編集長の辛口時評 2006年10月 から分離

フルフォードの米議会記録指摘で拙著『湾岸報道に偽りあり』急浮上

2006.10.15(2019.9.3分離)

http://www.asyura2.com/0610/war85/msg/698.html
フルフォードの米議会記録指摘で拙著『湾岸報道に偽りあり』急浮上

 ベンジャミン・フルフォード著『911テロ捏造』(徳間書店)の項目、「湾岸戦争の自作自演」の中に、その「自作自演」の証拠として、以下の文章が出てきた。


 その証拠もある。1980年の上院外交委員会聴聞会議事録「南西アジアにおける合衆国の安全保障上の関心と政策」だ。


「関心」の原語はInterestsで、「利害関係、権益」の意味の方が事実関係に即している。記述の内容から見ても、「南西アジアにおける合衆国の安全保障上の関心と政策」という表現は、拙著『湾岸報道に偽りあり』の拙訳を使っていると判断できる。拙著を読んだのであろう。

 1992年に発表した拙著『湾岸報道に偽りあり』で指摘したことだが、現在の911事件からイラク戦争に至るアメリカ支配層の中東戦略思想は、すでに湾岸危機の十数年も前から声高らかに表明されていた。克明な公式文書の数々も一般公開されていたのだった。それらがなぜ今回の湾岸危機に際して、大手メディアで報道されなかったのか。「平和のペン」の武器として活用されなかったのか。これもまた重要かつ決定的な反省点なのである。

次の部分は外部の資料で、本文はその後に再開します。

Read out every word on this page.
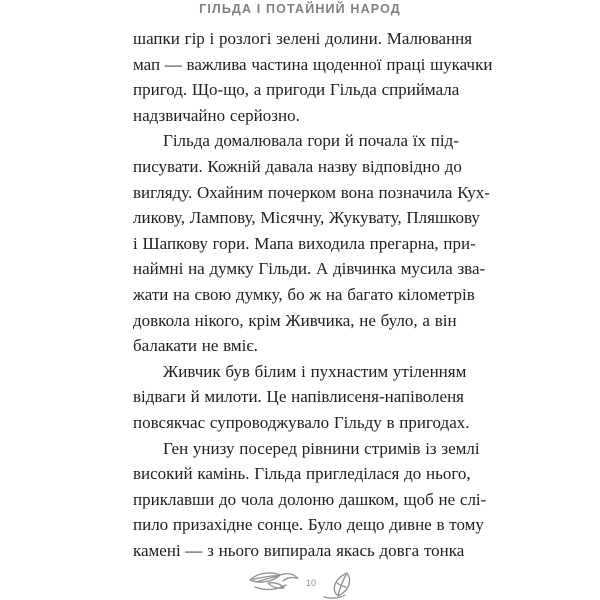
ГІЛЬДА І ПОТАЙНИЙ НАРОД
шапки гір і розлогі зелені долини. Малювання
мап — важлива частина щоденної праці шукачки
пригод. Що-що, а пригоди Гільда сприймала
надзвичайно серйозно.
Гільда домалювала гори й почала їх під-
писувати. Кожній давала назву відповідно до
вигляду. Охайним почерком вона позначила Кух-
ликову, Лампову, Місячну, Жукувату, Пляшкову
і Шапкову гори. Мапа виходила прегарна, при-
наймні на думку Гільди. А дівчинка мусила зва-
жати на свою думку, бо ж на багато кілометрів
довкола нікого, крім Живчика, не було, а він
балакати не вміє.
Живчик був білим і пухнастим утіленням
відваги й милоти. Це напівлисеня-напіволеня
повсякчас супроводжувало Гільду в пригодах.
Ген унизу посеред рівнини стримів із землі
високий камінь. Гільда пригледілася до нього,
приклавши до чола долоню дашком, щоб не слі-
пило призахідне сонце. Було дещо дивне в тому
камені — з нього випирала якась довга тонка
10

 ベンジャミン・フルフォードの指摘によって、1980年以来のアメリカの世界戦略の基本を成す議会記録が注目されるとしたら、四半世紀の世界史の見直しが必至となる。

 きたる12月17日には、ワールドフォーラムの例会ではパネリストとして、ベンジャミン・フルフォードと同席する予定だから、「南西アジアにおける合衆国の安全保障上の関心と政策」の英文の原書の復刻版(フリージャーナル、頒価3,000円)と、目下、その訳文を連載中の季刊『真相の深層』の各号を進呈する。

 911事件に関する集会、会合もあり、追い込み編集中の新著、『9/11・イラク戦争コード、情報操作と謀略の全貌解明』も、近日発行なので、『南西アジアにおける合衆国の安全保障上の関心と政策』の方も、早く全文の訳書の出版をしたい。以下は、木村書店の事前予約申し込み受付中の広告である。


http://www.jca.apc.org/~altmedka/hanbai-news.html
『南西アジアにおける合衆国の安全保障上の関心と政策』

審議から25年、4半世紀を経て、ついに日本語の全文訳が完成!
湾岸戦争からイラク戦争に至る緊急展開軍予算請求の米上院委員会議事録
U.S. SECURITY INTERESTS AND POLICIES IN SOUTHWEST ASIA
FEBUARY 6, 7, 20, 27; MACH 4, 18, 1980
季刊『真相の深層』連載開始と同時に全訳の約600頁2巻の予約受付
定価は2巻で4,000円、事前予約は3,000円。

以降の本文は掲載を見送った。